La Knesset doit examiner ce lundi un projet de loi visant à étendre l’application de la peine de mort contre les terroristes, lors de sa deuxième et troisième lectures, dernières étapes avant une adoption définitive.
Contrairement à une idée répandue, la peine capitale existe déjà dans le droit israélien, notamment pour des crimes exceptionnels comme les crimes contre l’humanité ou la trahison en temps de guerre. Toutefois, elle n’a été appliquée qu’une seule fois dans l’histoire du pays, lors de l’exécution en 1962 d’Adolf Eichmann, responsable de la logistique de l'extermination des juifs.
Mais un autre précédent existe, dans un contexte militaire : en 1948, pendant la guerre d’indépendance, l’officier israélien Meir Tobianski a été exécuté après avoir été accusé d’espionnage. Il a été réhabilité par la suite, ce qui a profondément marqué les esprits et renforcé la réticence à appliquer la peine de mort en Israël.

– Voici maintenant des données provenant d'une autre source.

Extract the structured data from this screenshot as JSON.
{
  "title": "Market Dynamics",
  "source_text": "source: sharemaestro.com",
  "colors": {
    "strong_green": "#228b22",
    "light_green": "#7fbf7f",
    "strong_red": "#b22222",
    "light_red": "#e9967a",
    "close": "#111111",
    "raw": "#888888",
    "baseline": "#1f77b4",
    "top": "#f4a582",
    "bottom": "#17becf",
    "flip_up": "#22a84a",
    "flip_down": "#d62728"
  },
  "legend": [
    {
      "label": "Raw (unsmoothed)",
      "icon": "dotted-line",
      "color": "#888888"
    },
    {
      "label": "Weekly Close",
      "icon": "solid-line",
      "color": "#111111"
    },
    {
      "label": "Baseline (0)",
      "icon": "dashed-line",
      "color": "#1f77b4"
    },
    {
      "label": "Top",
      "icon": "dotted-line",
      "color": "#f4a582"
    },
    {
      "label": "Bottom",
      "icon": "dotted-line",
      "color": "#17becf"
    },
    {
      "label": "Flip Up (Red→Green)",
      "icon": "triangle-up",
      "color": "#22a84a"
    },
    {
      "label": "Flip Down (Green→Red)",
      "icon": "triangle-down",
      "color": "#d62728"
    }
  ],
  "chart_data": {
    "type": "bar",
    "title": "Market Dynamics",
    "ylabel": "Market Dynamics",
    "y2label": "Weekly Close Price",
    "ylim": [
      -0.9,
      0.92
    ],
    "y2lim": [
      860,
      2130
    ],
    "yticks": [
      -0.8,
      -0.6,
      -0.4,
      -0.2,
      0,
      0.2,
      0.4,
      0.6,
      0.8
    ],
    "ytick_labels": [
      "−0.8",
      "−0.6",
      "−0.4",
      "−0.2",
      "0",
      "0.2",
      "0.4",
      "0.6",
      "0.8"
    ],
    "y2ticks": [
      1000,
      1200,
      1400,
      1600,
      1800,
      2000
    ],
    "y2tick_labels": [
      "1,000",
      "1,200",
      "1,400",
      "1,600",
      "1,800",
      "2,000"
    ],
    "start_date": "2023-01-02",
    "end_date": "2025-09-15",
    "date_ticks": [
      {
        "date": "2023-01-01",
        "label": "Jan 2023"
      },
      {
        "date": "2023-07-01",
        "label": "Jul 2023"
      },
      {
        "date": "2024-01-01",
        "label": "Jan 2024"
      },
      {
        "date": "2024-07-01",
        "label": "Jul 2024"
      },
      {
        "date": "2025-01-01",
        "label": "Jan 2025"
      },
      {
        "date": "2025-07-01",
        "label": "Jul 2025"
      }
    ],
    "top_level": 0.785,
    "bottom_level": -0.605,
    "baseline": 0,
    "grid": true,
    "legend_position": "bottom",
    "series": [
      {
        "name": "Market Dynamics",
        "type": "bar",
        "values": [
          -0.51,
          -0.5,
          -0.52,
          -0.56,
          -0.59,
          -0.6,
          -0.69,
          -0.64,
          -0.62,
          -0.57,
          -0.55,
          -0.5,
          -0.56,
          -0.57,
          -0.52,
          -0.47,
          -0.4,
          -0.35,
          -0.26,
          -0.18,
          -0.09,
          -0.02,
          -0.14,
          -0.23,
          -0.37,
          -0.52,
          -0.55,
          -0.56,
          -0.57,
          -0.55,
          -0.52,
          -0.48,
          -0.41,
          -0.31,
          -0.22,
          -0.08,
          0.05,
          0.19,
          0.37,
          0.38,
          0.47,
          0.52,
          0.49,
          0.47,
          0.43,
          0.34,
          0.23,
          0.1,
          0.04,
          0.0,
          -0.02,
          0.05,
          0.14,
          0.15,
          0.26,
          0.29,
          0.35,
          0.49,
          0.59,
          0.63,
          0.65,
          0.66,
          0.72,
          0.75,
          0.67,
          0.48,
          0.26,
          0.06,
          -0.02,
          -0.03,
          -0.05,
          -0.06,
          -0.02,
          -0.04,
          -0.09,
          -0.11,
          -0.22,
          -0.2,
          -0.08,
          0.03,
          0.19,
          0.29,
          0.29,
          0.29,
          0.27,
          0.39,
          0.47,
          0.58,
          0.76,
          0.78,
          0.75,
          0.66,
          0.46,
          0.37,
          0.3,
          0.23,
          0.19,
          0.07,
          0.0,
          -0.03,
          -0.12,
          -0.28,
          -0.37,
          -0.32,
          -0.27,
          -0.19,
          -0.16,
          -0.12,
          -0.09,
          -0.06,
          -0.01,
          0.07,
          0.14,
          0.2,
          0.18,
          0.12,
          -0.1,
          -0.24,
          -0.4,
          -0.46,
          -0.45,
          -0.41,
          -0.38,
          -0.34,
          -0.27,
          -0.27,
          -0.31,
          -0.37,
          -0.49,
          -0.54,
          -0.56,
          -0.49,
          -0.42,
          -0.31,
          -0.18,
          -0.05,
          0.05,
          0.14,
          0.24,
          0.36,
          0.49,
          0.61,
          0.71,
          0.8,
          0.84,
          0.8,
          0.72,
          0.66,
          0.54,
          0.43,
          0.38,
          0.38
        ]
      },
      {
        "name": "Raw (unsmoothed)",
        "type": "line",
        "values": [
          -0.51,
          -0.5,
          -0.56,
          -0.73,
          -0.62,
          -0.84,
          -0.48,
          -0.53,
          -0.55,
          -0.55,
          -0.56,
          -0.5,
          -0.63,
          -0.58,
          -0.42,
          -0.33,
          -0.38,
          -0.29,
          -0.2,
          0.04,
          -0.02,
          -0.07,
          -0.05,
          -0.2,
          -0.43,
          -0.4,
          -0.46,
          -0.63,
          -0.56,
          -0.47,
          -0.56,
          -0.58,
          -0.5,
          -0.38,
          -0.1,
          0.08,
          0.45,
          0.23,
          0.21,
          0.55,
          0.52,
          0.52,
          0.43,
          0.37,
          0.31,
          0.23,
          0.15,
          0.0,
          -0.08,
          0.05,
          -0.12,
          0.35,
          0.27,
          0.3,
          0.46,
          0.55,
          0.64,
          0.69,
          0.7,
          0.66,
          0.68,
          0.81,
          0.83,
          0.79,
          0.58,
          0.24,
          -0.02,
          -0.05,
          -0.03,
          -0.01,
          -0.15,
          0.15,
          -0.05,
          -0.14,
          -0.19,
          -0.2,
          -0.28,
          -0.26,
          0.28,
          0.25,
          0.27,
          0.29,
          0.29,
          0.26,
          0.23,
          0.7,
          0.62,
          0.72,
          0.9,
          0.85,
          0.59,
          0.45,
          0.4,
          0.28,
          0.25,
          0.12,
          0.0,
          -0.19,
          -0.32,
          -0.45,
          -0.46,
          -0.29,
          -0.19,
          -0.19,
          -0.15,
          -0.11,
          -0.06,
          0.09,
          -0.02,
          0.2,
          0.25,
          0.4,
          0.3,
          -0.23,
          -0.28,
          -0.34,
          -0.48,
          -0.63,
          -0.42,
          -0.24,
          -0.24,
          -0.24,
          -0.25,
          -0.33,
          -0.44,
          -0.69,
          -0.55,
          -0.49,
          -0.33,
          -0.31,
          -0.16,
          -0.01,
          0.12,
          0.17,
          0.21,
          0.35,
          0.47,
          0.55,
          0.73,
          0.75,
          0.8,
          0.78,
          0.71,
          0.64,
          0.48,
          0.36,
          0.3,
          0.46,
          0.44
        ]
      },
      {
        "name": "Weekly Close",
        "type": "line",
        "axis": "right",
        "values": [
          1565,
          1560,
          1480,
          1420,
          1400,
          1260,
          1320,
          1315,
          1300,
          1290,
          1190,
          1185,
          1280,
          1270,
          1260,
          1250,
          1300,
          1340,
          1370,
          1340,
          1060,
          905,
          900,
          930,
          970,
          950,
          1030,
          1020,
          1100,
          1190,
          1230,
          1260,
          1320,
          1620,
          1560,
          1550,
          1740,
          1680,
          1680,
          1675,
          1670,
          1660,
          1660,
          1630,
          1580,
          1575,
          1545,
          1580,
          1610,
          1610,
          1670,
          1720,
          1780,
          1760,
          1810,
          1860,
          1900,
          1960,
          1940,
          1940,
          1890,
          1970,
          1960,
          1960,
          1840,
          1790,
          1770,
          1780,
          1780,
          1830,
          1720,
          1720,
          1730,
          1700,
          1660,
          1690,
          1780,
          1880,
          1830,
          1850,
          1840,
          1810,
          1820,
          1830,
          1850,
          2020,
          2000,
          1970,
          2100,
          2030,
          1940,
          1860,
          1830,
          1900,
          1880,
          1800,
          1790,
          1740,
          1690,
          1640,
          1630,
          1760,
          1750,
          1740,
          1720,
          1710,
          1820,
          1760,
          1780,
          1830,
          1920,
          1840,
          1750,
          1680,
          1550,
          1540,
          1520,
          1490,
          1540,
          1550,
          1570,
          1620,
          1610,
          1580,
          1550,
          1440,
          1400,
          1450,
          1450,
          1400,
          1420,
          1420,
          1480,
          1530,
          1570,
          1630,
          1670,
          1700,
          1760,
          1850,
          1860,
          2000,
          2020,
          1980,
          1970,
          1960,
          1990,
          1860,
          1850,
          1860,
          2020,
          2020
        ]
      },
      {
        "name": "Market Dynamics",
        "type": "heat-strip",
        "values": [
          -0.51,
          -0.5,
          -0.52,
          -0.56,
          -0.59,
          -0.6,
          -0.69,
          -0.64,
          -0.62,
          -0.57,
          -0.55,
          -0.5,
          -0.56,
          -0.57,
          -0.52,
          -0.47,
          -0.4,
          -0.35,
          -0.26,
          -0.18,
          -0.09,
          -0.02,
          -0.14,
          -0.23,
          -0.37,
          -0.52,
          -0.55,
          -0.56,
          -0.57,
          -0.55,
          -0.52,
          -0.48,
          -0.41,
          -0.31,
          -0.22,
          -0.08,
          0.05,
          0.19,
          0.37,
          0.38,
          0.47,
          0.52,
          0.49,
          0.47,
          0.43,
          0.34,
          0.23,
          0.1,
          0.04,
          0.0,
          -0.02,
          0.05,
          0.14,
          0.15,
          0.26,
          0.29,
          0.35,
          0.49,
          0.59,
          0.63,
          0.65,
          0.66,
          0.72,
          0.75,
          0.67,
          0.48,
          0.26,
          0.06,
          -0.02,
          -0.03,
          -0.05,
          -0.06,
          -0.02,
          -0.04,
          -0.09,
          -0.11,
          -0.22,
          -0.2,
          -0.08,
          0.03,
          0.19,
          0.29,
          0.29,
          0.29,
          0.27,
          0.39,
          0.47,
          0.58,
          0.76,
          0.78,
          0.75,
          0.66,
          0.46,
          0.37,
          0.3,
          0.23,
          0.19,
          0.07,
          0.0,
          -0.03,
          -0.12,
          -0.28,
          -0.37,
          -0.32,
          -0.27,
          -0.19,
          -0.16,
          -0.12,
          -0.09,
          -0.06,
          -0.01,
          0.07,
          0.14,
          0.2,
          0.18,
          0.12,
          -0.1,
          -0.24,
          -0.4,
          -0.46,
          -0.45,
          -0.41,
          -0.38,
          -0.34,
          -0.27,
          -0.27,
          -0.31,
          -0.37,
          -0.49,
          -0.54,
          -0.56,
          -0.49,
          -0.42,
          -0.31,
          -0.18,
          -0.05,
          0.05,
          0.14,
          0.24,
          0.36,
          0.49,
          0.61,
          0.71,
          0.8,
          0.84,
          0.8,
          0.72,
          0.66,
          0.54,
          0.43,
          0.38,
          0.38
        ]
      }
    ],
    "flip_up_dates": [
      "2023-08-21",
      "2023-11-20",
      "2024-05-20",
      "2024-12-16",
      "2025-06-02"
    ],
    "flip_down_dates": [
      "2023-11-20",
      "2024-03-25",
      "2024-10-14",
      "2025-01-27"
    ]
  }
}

Meir Tobianski et son épouse Lena, éxécuté en 1948 à l'issue d'une procédure jugée expéditive avant d'être réhabilité
Dans le cadre militaire, la loi permet toujours théoriquement de condamner à mort des terroristes. Mais en pratique, cette possibilité n’est quasiment jamais utilisée, notamment en raison de conditions extrêmement strictes, comme l’exigence d’une décision unanime des juges.
Le projet de loi actuellement débattu vise à modifier cette situation. Il prévoit d’élargir la possibilité de prononcer la peine de mort dans des cas d’attentats meurtriers, en particulier lorsque les actes sont motivés par une intention terroriste. L’objectif affiché est de renforcer la dissuasion et de répondre à la gravité des attaques visant des civils israéliens.
Le texte s’inscrit dans un contexte sécuritaire particulièrement tendu, marqué par la guerre en cours et par les débats sur les moyens de lutte contre le terrorisme. Ses partisans estiment qu’il s’agit d’un outil nécessaire face à des attaques de grande ampleur alors que ses opposants mettent en garde contre plusieurs risques : erreurs judiciaires irréversibles, absence de véritable effet dissuasif démontré, et conséquences potentielles sur les négociations futures, notamment dans le cadre d’échanges de prisonniers.
La discussion à la Knesset devrait donc cristalliser des enjeux à la fois juridiques, sécuritaires et moraux, autour d’une question sensible que l’État d’Israël n’a, jusqu’à présent, jamais pleinement tranchée dans la pratique.